Tseligka, Theodora

Some Cultural and Linguistic Phenomena of Internet-Mediated Greeklish

Abstract

The recent growth of interest in novel linguistic practices on the Internet has mostly related to English, rather than to languages from specific national cohorts, such as Greek. In fact, Greece has only recently experienced the spread of electronic communication which is bringing about significant changes in a society known as being distinctly 'Greek'. This presentation investigates the cultural and linguistic implications of an idiosyncratic phenomenon which is known as 'Greeklish, namely the use of the Latin alphabet to transcribe Greek in computer-mediated communication (CMC).
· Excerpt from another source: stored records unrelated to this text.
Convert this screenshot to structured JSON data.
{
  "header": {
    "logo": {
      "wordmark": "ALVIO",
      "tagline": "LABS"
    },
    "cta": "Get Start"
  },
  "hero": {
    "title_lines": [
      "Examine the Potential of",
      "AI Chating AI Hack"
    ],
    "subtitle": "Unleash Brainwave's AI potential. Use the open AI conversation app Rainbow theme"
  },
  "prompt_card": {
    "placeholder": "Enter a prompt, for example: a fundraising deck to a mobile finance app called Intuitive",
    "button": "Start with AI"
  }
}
The functional motivation behind this practice is traced in technological limitations that originally obscured language interaction in CMC in non Latin-alphabeted languages, including Greek. Despite recent technological advances, the phenomenon lives on, uncovering a multitude of cultural implications, interwoven with the users' language perceptions and practices. An initial electronic survey generated general data on users' perceptions and was followed by the compilation of a small corpus of Greek and Greeklish emails, aiming to identify recurrent linguistic patterns. In addition to frequency measures, a qualitative analysis was instigated based on case studies. These comprised face-to-face interviews, acquiring email samples from the subjects and involving them in a computer-based sentence comprehension experiment, which was created on the basis of the various orthographic patterns observed in Latin-alphabeted Greek emails. Some preliminary findings show that writing/reading in a foreign alphabet affects Greek users in specific language aspects when composing their emails, but also challenges traditional views on particular language and cultural issues. Although the information is of most interest in the national context, there are undoubtedly emerging perspectives that would illuminate similar situations.